Joan settled herself to listen. With the uncanny intuition that makes women so disconcerting, she realized that she had missed her chance and must let the boy have his head.

Not until he had unburdened his soul would she be able, she knew, to focus his complete attention upon herself.

"Tell me about it," she said.

He gave her a grateful look. "You know the house with the kennels over there—the hounds don't let you miss it. I've been wandering about the place without seeing anybody since Father died."

"Oh, then, you're Martin Gray!"

"Yes."

"I was awfully sorry about your father."

"Thanks." The boy's mouth trembled a little, and he worked his thumb into the soft earth. "He was one of the very best, and it was not right. He was too young and too much missed. I don't understand it. He had twenty-five years to his credit, and I wanted to show him what I was going to do. It's all a puzzle to me. There's something frightfully wrong about it all, and it's been worrying me awfully."

Joan couldn't find anything to say. Years before, when she was four years old, Death had come to her house and taken her own father away, and she had a dim remembrance of dark rooms and of her mother crying as though she had been very badly hurt. It was a vague figure now, and the boy's queer way of talking about it so personally made the conventional expressions that she had heard seem out of place. It was the little shake in his voice that touched her.
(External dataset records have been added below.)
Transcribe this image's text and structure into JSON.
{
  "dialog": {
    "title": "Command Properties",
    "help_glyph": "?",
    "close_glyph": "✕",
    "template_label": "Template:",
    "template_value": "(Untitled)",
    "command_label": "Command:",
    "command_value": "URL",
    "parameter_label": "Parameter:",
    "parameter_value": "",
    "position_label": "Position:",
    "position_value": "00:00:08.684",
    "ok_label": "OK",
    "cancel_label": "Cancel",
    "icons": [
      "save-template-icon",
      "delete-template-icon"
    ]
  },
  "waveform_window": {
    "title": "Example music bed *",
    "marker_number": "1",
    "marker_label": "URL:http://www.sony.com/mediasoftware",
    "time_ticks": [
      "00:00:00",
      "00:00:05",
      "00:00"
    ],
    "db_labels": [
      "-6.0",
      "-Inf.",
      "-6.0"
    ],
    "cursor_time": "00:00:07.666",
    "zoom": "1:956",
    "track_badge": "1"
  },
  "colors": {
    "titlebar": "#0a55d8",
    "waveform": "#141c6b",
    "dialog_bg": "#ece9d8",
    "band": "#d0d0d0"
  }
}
"He had just bought a couple of new hunters and was going to run the hunt this fall. I wanted him to live forever. He died in New York, and I came here to try and get used to being without him. I thought I should stay all alone for the rest of my life, but—this morning when I was moping about, everything looked so young and busy that I got a sort of longing to be young and busy again myself. I don't know how to explain it, but everything shouted at me to get up and shake myself together, and on the almanac in Father's room I read a thing that seemed to be a sort of message from him."

"Did you? What was it?"

"'We count it death to falter, not to die.' It was under to-day's date, and it was the first thing I saw when I went to the desk where Father used to sit, and it was his voice that read it to me. It was very wonderful and queer. It sort of made me ashamed of the way I was taking it, and I went out to begin again,—that's how it seemed to me,—and I woke everybody up and set things going and saw that the horses were all right, and then I climbed over the wall, and as I walked away, out again for the first time after all those bad weeks, I wanted to find some one young to talk to. I don't know how it was, but I went straight up the hill and wasn't a bit surprised when I saw you standing there."
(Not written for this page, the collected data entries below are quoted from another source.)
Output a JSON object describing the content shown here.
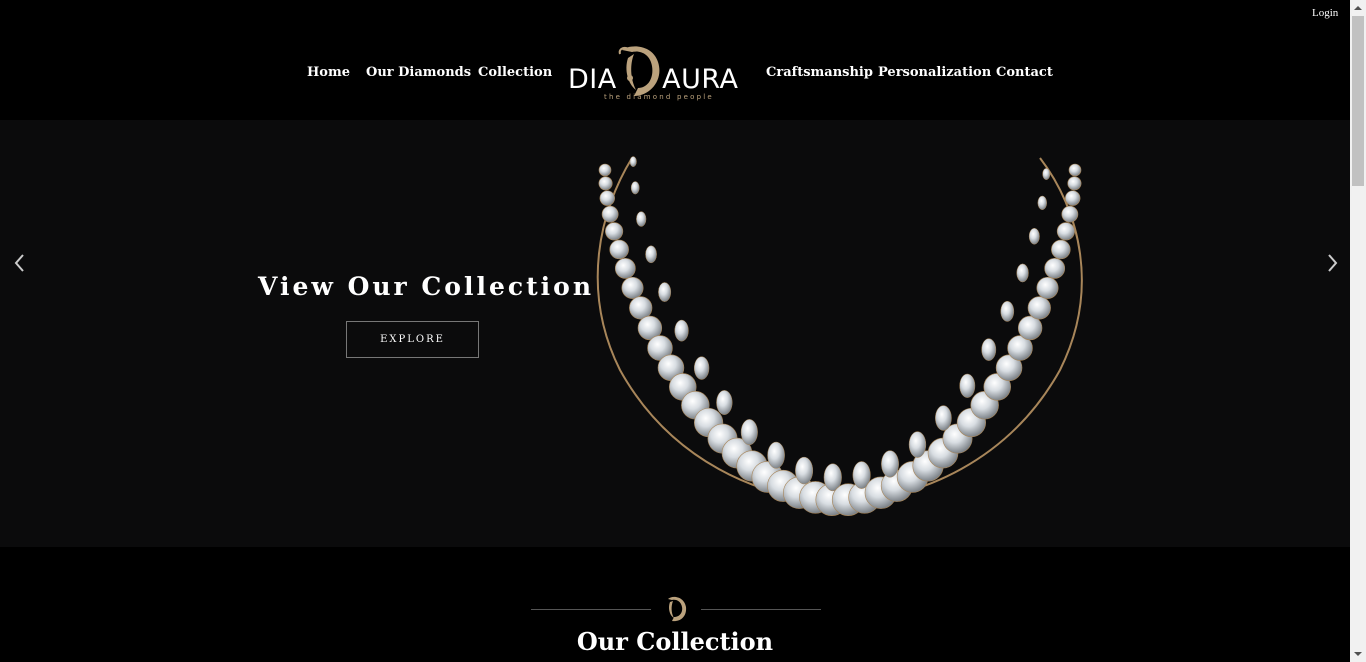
{
  "header": {
    "login_label": "Login",
    "nav_left": [
      {
        "label": "Home"
      },
      {
        "label": "Our Diamonds"
      },
      {
        "label": "Collection"
      }
    ],
    "nav_right": [
      {
        "label": "Craftsmanship"
      },
      {
        "label": "Personalization"
      },
      {
        "label": "Contact"
      }
    ],
    "logo": {
      "text": "DIADAURA",
      "tagline": "the diamond people"
    }
  },
  "hero": {
    "title": "View Our Collection",
    "button_label": "EXPLORE",
    "prev_icon": "chevron-left-icon",
    "next_icon": "chevron-right-icon",
    "image": "diamond-necklace"
  },
  "collection_section": {
    "title": "Our Collection",
    "emblem_icon": "monogram-d-icon"
  },
  "colors": {
    "background": "#000000",
    "hero_background": "#0b0b0c",
    "gold": "#bba27d",
    "text": "#ffffff"
  }
}
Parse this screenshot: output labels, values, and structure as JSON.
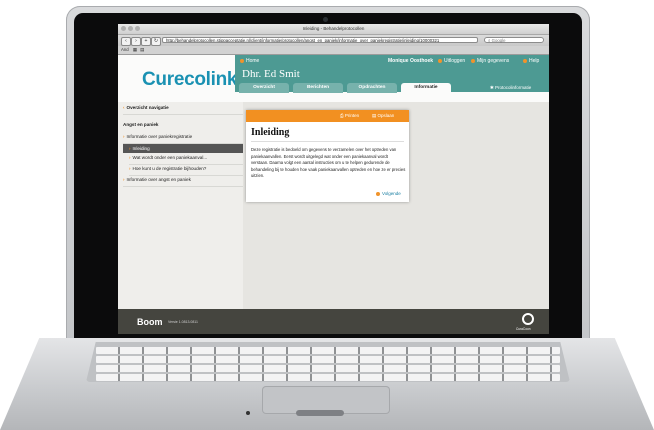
{
  "browser": {
    "window_title": "Inleiding - Behandelprotocollen",
    "url": "http://behandelprotocollen.stippacceptatie.nl/client/informatie/protocollen/angst_en_paniek/informatie_over_paniekregistratie/inleiding/10000321",
    "search_placeholder": "Google",
    "bookmarks_label": "And"
  },
  "header": {
    "logo": "Curecolink",
    "home": "Home",
    "user_name": "Dhr. Ed Smit",
    "current_user": "Monique Oosthoek",
    "logout": "Uitloggen",
    "my_data": "Mijn gegevens",
    "help": "Help",
    "tabs": [
      {
        "label": "Overzicht"
      },
      {
        "label": "Berichten"
      },
      {
        "label": "Opdrachten"
      },
      {
        "label": "Informatie"
      }
    ],
    "protocol_info": "Protocolinformatie"
  },
  "sidebar": {
    "overview_nav": "Overzicht navigatie",
    "section": "Angst en paniek",
    "items": [
      {
        "label": "Informatie over paniekregistratie"
      },
      {
        "label": "Inleiding"
      },
      {
        "label": "Wat wordt onder een paniekaanval..."
      },
      {
        "label": "Hoe kunt u de registratie bijhouden?"
      },
      {
        "label": "Informatie over angst en paniek"
      }
    ]
  },
  "dialog": {
    "print": "Printen",
    "save": "Opslaan",
    "title": "Inleiding",
    "body": "Deze registratie is bedoeld om gegevens te verzamelen over het optreden van paniekaanvallen. Eerst wordt uitgelegd wat onder een paniekaanval wordt verstaan. Daarna volgt een aantal instructies om u te helpen gedurende de behandeling bij te houden hoe vaak paniekaanvallen optreden en hoe ze er precies uitzien.",
    "next": "Volgende"
  },
  "footer": {
    "brand": "Boom",
    "version": "Versie 1.0813.0811",
    "logo_label": "CuraCoon"
  }
}
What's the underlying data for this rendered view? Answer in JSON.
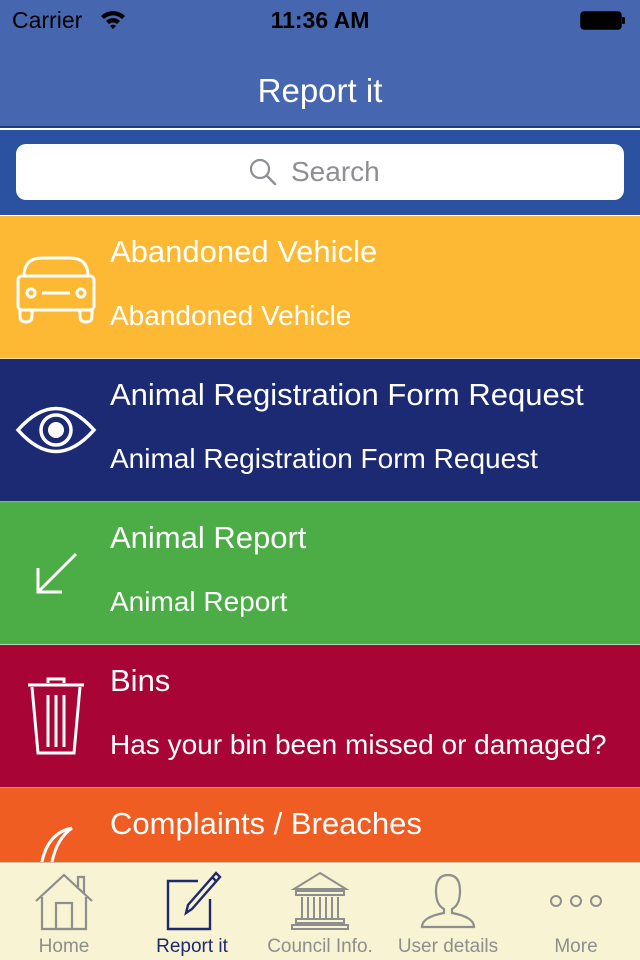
{
  "status_bar": {
    "carrier": "Carrier",
    "time": "11:36 AM",
    "wifi_icon": "wifi-icon",
    "battery_icon": "battery-full-icon"
  },
  "nav": {
    "title": "Report it"
  },
  "search": {
    "placeholder": "Search",
    "value": "",
    "icon": "search-icon"
  },
  "colors": {
    "header": "#4766b0",
    "search_bar": "#2b52a1",
    "tabbar": "#f8f3d2",
    "tab_active": "#1e2a6e",
    "tab_inactive": "#8e8e8e"
  },
  "items": [
    {
      "title": "Abandoned Vehicle",
      "subtitle": "Abandoned Vehicle",
      "icon": "car-icon",
      "color": "#fdb933"
    },
    {
      "title": "Animal Registration Form Request",
      "subtitle": "Animal Registration Form Request",
      "icon": "eye-icon",
      "color": "#1c2a73"
    },
    {
      "title": "Animal Report",
      "subtitle": "Animal Report",
      "icon": "arrow-down-left-icon",
      "color": "#4cad47"
    },
    {
      "title": "Bins",
      "subtitle": "Has your bin been missed or damaged?",
      "icon": "trash-bin-icon",
      "color": "#a80436"
    },
    {
      "title": "Complaints / Breaches",
      "subtitle": "",
      "icon": "crescent-icon",
      "color": "#f05d23"
    }
  ],
  "tabs": [
    {
      "label": "Home",
      "icon": "home-icon",
      "active": false
    },
    {
      "label": "Report it",
      "icon": "edit-icon",
      "active": true
    },
    {
      "label": "Council Info.",
      "icon": "building-icon",
      "active": false
    },
    {
      "label": "User details",
      "icon": "user-icon",
      "active": false
    },
    {
      "label": "More",
      "icon": "more-icon",
      "active": false
    }
  ]
}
"That's funny," said Joan.

"Funny—how?"

"I don't know. But if you hadn't found me after the feeling that came to me at lunch—"

"Well?"

"Well, I'm sure I should have turned bitter and never believed any more in fairies and all that. I don't think I mean fairies, and I can't explain what 'all that' stands for, but I know I should have been warped if I hadn't turned round and seen you."

And she laughed and set him laughing, and the reason of their having met was waved aside. The fact remained that there they were—youth with youth, and that was good enough.